The connection between polar and Cartesian coordinates is
\( x = r\cos\theta,\qquad y = r\sin\theta \)
and therefore
\( r^2 = x^2 + y^2 \).
Basic Polar Curves
| Equation | Curve | |
| \( \theta = a \) | Straight line through the origin making angle \( a \) with the x-axis |  |
| \( r = p\sec(a-\theta) \) | Straight line not passing through the origin |  |
| \( r = a \) | Circle of radius \( a \) centred at the origin |  |
| \( r = 2a\cos\theta \) | Circle with centre \( (a,0) \) and radius \( a \) |  |
| \( r = k\theta \) | Archimedean spiral |  |
| \( r = a(1\pm\cos\theta) \) | Cardioid |  |
| \( r = a(3+2\cos\theta) \) | Limacon |  |
| \( r = a\cos 2\theta \) | Four-petalled rose |  |
| \( r^2 = a^2\cos 2\theta \) | Lemniscate (figure-eight) |  |
Important Ideas for Sketching Polar Curves
- First find where \( r=0 \) to locate points at the origin.
- Evaluate \( r \) at key angles such as \( 0,\ \tfrac{\pi}{2},\ \pi \).
- Use symmetry: If the equation contains \( \cos\theta \), it is symmetric about the x-axis. If it contains \( \sin\theta \), it is symmetric about the y-axis.
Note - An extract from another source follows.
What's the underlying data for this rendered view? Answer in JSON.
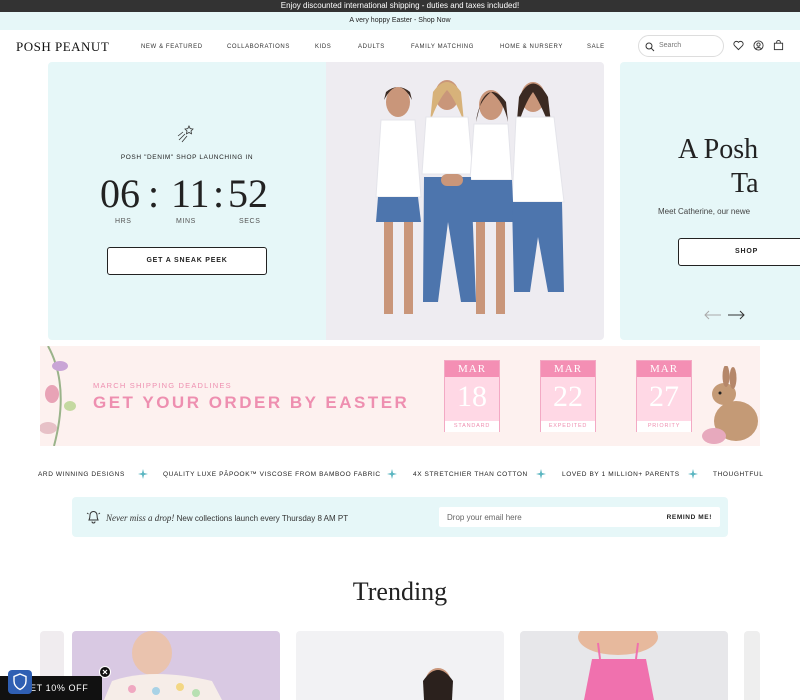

If it contains \( \cos2\theta \), it is symmetric about both axes.
- Check where \( r^2 \ge 0 \) when equations contain \( r^2 \).
Geometric Meaning of Special Forms
\( r = a(1+\cos\theta) \) produces a cardioid with a cusp at the origin.
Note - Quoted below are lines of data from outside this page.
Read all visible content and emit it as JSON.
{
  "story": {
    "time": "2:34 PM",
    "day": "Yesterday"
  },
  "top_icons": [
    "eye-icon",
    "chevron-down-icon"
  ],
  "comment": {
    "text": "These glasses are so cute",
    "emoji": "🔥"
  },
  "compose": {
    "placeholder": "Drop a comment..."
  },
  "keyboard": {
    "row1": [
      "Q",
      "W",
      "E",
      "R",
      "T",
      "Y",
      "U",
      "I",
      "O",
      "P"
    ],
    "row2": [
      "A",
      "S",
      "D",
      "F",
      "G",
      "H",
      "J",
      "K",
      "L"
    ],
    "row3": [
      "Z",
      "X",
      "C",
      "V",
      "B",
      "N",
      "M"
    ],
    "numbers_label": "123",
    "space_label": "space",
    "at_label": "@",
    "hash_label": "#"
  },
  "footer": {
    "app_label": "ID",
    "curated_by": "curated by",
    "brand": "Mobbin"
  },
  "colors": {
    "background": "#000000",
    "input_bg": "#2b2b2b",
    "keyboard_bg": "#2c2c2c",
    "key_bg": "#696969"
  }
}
\( r^2 = a^2\cos2\theta \) produces two loops symmetric about the axes.
\( r = k\theta \) produces a spiral which moves outward as \( \theta \) increases.
Example
The curve is given by
\( r = 2a\cos\theta \).
Show that this represents a circle and find its centre and radius.
▶️ Answer / Explanation
Using
\( x = r\cos\theta,\quad y = r\sin\theta \)
Multiply both sides by \( \cos\theta \):
\( r\cos\theta = 2a\cos^2\theta \)
So
\( x = 2a\cos^2\theta \)
But
\( \cos^2\theta = \dfrac{x^2}{x^2+y^2} \)
Using \( r^2 = x^2 + y^2 \), we get
\( r = 2a\cos\theta \Rightarrow r^2 = 2ar\cos\theta \Rightarrow x^2 + y^2 = 2ax \)
\( x^2 – 2ax + y^2 = 0 \Rightarrow (x-a)^2 + y^2 = a^2 \)
So it is a circle with centre \( (a,0) \) and radius \( a \).
Example
The curve is given by
\( r = a(1+\cos\theta) \).
Find the values of \( \theta \) at which the curve passes through the origin, and describe the shape of the curve.
▶️ Answer / Explanation
The curve passes through the origin when \( r = 0 \).
\( a(1+\cos\theta)=0 \Rightarrow 1+\cos\theta=0 \Rightarrow \cos\theta=-1 \)
So \( \theta=\pi \).
At \( \theta=0 \):
\( r=a(1+1)=2a \)
So the curve is farthest from the origin on the positive x-axis.
This curve is a cardioid, symmetric about the x-axis with a cusp at the origin.
Example
The curve is given by
\( r^2 = a^2\cos 2\theta \).
Find the values of \( \theta \) for which the curve exists, and sketch the curve.
▶️ Answer / Explanation
Since \( r^2 \ge 0 \), we must have
\( \cos 2\theta \ge 0 \).
This occurs when
\( -\dfrac{\pi}{4} \le \theta \le \dfrac{\pi}{4} \quad \text{or} \quad \dfrac{3\pi}{4} \le \theta \le \dfrac{5\pi}{4} \)
When \( \theta=0 \),
\( r^2 = a^2 \Rightarrow r = a \)
When \( \theta=\dfrac{\pi}{4} \),
\( \cos 2\theta = 0 \Rightarrow r=0 \)
So the curve passes through the origin and forms two loops.
This is a lemniscate (figure-eight shape) symmetric about both axes.